Unsupervised Parameter Efficient Source-free Post-pretraining
Abhishek Jha, Tinne Tuytelaars, Yuki M. Asano
TL;DR
UpStep tackles unsupervised, source-free domain adaptation for large vision models by post-pretraining pretrained backbones with a self-supervised two-stream clustering objective, augmented with center-vector regularization to curb forgetting and a gating mechanism to skip ineffective updates. Parameter efficiency is achieved via LoRA applied to QKV projections, and performance is further boosted by an ensemble of base and UpStep features during evaluation. Across eight diverse target domains and multiple base architectures, UpStep achieves competitive or superior representations while dramatically reducing trainable parameters and training time. The approach demonstrates robust generalization and offers a practical path for adapting foundation models to varied visual domains without access to source data or labels.
Abstract
Following the success in NLP, the best vision models are now in the billion parameter ranges. Adapting these large models to a target distribution has become computationally and economically prohibitive. Addressing this challenge, we introduce UpStep, an Unsupervised Parameter-efficient Source-free post-pretraining approach, designed to efficiently adapt a base model from a source domain to a target domain: i) we design a self-supervised training scheme to adapt a pretrained model on an unlabeled target domain in a setting where source domain data is unavailable. Such source-free setting comes with the risk of catastrophic forgetting, hence, ii) we propose center vector regularization (CVR), a set of auxiliary operations that minimize catastrophic forgetting and additionally reduces the computational cost by skipping backpropagation in 50\% of the training iterations.
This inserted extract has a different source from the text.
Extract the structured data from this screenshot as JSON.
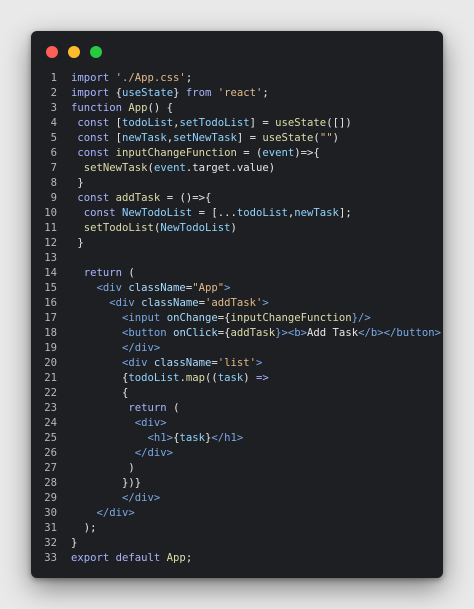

Finally iii) we perform this adaptation process in a parameter-efficient way by adapting the pretrained model through low-rank adaptation methods, resulting in a fraction of parameters to optimize. We utilize various general backbone architectures, both supervised and unsupervised, trained on Imagenet as our base model and adapt them to a diverse set of eight target domains demonstrating the adaptability and generalizability of our proposed approach.